I thought – naively – that my local GP would provide all the answers. It was only because I was persistent that I got a referral to a specialist clinic at Queen Charlotte and Chelsea Hospital in West London, where the advice was wonderful. I was lucky, I had a job that allowed me the flexibility to keep going back to the GP, and I can be pushy if I need to be, but many women would find that difficult.

With all other health milestones in a woman’s life, like periods, sex and contraception, we are educated, but menopause is still a taboo. That has to change.

The best advice you received?

The specialist at Queen Charlotte and Chelsea talked me through the facts about HRT, which made the choice to start taking it a no-brainer for me. There’s so much confusion and scaremongering about it, I felt relieved to finally have advice from someone who I could trust.

The specialist at Queen Charlotte and Chelsea talked me through the facts about HRT, which made the choice to start taking it a no-brainer for me. There’s so much confusion and scaremongering about it, I felt relieved to finally have advice from someone who I could trust.

What you wish you’d known?

Looking back, I wasted a year worrying about taking HRT, and enduring the ongoing anxiety and brain fog that took over my life. If I’d known the facts from the start, I would have gone on it straight away.

What you say to other women about the menopause?

If your GP isn’t helpful, insist that they refer you to a specialist clinic. They are few and far between, but they do exist. We also all have a responsibility to look after our own health and wellbeing at this time of life, to exercise, cut down on alcohol and get lots of sleep.

Your thoughts on this time of a woman’s life?

I’ve been lucky, HRT has really helped me and I feel back to my old self.

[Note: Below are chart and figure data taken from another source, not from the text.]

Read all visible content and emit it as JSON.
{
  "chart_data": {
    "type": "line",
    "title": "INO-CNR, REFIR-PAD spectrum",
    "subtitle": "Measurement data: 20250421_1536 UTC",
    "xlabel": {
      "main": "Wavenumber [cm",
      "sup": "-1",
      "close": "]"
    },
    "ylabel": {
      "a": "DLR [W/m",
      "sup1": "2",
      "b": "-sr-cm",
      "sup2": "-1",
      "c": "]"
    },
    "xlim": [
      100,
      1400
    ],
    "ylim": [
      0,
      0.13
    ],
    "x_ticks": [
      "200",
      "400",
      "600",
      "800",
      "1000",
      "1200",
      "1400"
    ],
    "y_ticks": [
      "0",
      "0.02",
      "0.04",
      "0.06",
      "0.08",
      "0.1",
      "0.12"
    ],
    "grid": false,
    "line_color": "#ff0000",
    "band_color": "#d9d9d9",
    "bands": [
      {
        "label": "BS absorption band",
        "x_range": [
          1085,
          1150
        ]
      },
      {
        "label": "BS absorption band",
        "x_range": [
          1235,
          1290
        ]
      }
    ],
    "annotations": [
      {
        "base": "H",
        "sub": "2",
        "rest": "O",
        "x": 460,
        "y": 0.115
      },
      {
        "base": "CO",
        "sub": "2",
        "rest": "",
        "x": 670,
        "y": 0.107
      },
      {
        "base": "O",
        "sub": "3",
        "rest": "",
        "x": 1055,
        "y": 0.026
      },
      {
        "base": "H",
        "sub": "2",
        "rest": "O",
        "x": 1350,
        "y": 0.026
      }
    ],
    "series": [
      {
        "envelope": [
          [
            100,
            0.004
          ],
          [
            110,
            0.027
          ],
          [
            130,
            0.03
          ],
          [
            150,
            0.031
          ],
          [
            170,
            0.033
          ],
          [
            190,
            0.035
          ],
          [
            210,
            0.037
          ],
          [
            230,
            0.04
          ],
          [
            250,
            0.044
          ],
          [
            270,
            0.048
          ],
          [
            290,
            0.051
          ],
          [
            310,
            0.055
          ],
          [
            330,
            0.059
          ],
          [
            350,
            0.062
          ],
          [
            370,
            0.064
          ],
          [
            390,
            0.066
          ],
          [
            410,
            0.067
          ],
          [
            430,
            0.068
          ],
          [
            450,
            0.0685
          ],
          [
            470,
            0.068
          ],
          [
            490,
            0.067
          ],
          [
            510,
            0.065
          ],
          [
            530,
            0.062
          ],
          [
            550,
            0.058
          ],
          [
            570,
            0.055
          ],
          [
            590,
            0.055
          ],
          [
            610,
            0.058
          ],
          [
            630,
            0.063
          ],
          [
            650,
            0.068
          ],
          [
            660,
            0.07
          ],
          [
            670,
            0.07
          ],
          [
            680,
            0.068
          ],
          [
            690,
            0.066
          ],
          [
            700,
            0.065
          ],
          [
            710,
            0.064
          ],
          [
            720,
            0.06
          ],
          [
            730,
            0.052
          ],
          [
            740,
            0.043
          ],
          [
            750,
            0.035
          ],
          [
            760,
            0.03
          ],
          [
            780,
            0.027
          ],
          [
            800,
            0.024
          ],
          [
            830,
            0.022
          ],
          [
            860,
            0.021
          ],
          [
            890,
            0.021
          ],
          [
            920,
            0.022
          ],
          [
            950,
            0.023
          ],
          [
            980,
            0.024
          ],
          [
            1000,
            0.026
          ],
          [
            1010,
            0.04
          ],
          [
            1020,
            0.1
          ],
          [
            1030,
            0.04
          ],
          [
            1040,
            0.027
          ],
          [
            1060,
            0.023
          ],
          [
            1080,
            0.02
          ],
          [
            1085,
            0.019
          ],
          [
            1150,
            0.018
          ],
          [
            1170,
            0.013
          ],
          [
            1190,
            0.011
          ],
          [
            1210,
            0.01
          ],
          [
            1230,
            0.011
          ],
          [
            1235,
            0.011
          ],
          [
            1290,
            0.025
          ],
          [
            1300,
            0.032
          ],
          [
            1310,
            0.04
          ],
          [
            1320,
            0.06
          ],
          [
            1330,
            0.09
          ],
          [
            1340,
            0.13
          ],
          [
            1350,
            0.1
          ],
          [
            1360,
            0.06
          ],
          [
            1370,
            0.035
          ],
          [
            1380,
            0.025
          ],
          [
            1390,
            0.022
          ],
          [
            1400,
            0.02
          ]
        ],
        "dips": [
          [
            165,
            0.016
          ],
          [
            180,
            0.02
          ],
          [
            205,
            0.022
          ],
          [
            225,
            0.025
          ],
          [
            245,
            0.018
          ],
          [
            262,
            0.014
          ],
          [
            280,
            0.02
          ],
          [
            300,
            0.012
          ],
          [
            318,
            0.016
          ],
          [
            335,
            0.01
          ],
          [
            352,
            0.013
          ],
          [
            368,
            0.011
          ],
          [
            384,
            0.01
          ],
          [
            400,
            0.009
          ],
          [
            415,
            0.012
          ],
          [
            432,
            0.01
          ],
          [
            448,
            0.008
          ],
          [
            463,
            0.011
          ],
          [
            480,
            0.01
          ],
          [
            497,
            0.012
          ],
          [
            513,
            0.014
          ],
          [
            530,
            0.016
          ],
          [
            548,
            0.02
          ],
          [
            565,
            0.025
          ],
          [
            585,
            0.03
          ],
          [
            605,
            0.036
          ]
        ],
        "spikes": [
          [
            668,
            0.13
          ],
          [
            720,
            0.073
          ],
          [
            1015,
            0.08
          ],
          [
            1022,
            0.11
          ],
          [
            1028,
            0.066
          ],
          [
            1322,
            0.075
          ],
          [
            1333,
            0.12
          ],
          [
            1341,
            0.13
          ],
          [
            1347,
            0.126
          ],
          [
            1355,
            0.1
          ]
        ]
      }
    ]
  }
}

For other women, there are far greater physical and mental challenges. What’s crazy is that we go into this time of life so naive about the hormonal changes and their effects. With all other health milestones in a woman’s life, like periods, sex and contraception, we are educated, but menopause is still a taboo. That has to change.

Once you can deal with the health challenges, this is a brilliant time of a woman’s life. We are confident in who we are and have (almost) conquered the demons of our younger years. It’s our third act.

Your menopause was…

Bloody challenging to start with and a massive shock. I feel like an idiot for not being better prepared and aware of what my perimenopause years had in store.

You feel MPowered when…

I’ve done a full week’s worth of exercise (yoga, weights and spinning), I’ve gone easy on the wine and I’ve slept properly. Feeling happier and healthier in my own skin has given me the confidence and focus to embrace my midlife years. I really am not done yet, the best is yet to come.